Using differential evolution moves#
Starting from version 3, emcee
has a Moves interface where the
proposal for the random walk can be changed. In addition to specifying
another algorithm, a selection of moves can be given along with a float
that represents the chance the algorithm is selected. Giving an ensemble
of move proposals in this way can improve overall performance.
As illustrated in the linked documentation, a combination of DEMove and DESnookerMove can perform better in highly dimensional or lightly multimodal distributions.
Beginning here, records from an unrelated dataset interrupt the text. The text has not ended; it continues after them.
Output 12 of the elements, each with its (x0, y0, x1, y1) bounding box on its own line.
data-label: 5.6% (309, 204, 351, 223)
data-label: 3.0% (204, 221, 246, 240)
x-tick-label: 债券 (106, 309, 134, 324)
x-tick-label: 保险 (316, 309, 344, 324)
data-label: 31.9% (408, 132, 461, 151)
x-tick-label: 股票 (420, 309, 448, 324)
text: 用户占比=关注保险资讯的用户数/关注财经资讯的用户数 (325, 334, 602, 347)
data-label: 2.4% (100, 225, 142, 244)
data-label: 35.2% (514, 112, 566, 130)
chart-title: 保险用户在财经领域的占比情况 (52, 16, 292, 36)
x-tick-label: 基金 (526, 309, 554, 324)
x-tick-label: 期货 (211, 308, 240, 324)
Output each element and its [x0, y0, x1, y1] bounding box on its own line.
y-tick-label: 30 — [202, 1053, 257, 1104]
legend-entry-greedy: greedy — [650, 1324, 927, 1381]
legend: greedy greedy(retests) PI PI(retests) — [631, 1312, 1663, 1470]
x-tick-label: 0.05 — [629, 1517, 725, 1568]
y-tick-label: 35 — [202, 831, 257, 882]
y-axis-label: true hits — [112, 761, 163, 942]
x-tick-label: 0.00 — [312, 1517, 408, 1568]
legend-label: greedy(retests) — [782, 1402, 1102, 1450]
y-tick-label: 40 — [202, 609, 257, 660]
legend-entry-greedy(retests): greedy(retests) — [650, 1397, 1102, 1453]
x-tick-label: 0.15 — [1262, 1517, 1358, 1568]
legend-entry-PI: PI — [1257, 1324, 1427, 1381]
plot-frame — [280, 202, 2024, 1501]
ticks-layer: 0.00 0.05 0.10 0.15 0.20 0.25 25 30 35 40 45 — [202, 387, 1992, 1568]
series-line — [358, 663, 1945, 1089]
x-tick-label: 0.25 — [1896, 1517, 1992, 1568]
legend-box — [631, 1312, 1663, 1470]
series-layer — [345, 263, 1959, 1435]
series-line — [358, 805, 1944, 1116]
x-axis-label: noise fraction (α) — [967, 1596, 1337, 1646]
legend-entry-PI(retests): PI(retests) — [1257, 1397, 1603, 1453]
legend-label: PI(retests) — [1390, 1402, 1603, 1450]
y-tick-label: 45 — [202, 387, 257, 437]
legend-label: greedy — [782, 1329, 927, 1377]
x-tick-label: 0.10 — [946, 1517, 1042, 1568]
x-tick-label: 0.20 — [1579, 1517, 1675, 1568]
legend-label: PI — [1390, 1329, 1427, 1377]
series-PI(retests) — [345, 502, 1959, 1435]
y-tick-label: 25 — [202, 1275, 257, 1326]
Both of these descriptions can be well applied to the fitting of hyperfine spectra.
combinationfile = 'combination.h5'
f.revertFit()
f.fit(method='emcee', filename=combinationfile, sampler_kwargs={'moves': [
(emcee.moves.DEMove(), 0.8),
(emcee.moves.DESnookerMove(), 0.2)
]})
100%|████████████| 1000/1000 [00:28<00:00, 35.65it/s]
The chain is shorter than 50 times the integrated autocorrelation time for 9 parameter(s). Use this estimate with caution and run a longer chain!
N/50 = 20;
tau: [25.79202768 28.04787132 31.15895649 27.02757601 27.06688899 32.62843194
33.30301554 29.44226374 30.75024705]
As with the previous case, the recommendation is that a longer chain is used. However, the autocorrelation time is much shorter, 20-30 steps instead of the previous 50-60 steps. This corresponds to a walk that shows a much lower burn-in time.
fig, axes = satlas2.generateWalkPlot(combinationfile)
fig.set_size_inches(6, 10)
This is clearly reflected in the resulting walk. Experimentation with the exact mixture of Moves can result in even better performance. Since SATLAS2 relies on the interface provided by emcee, any future Moves that are introduced can automatically be used in SATLAS2 for sampling.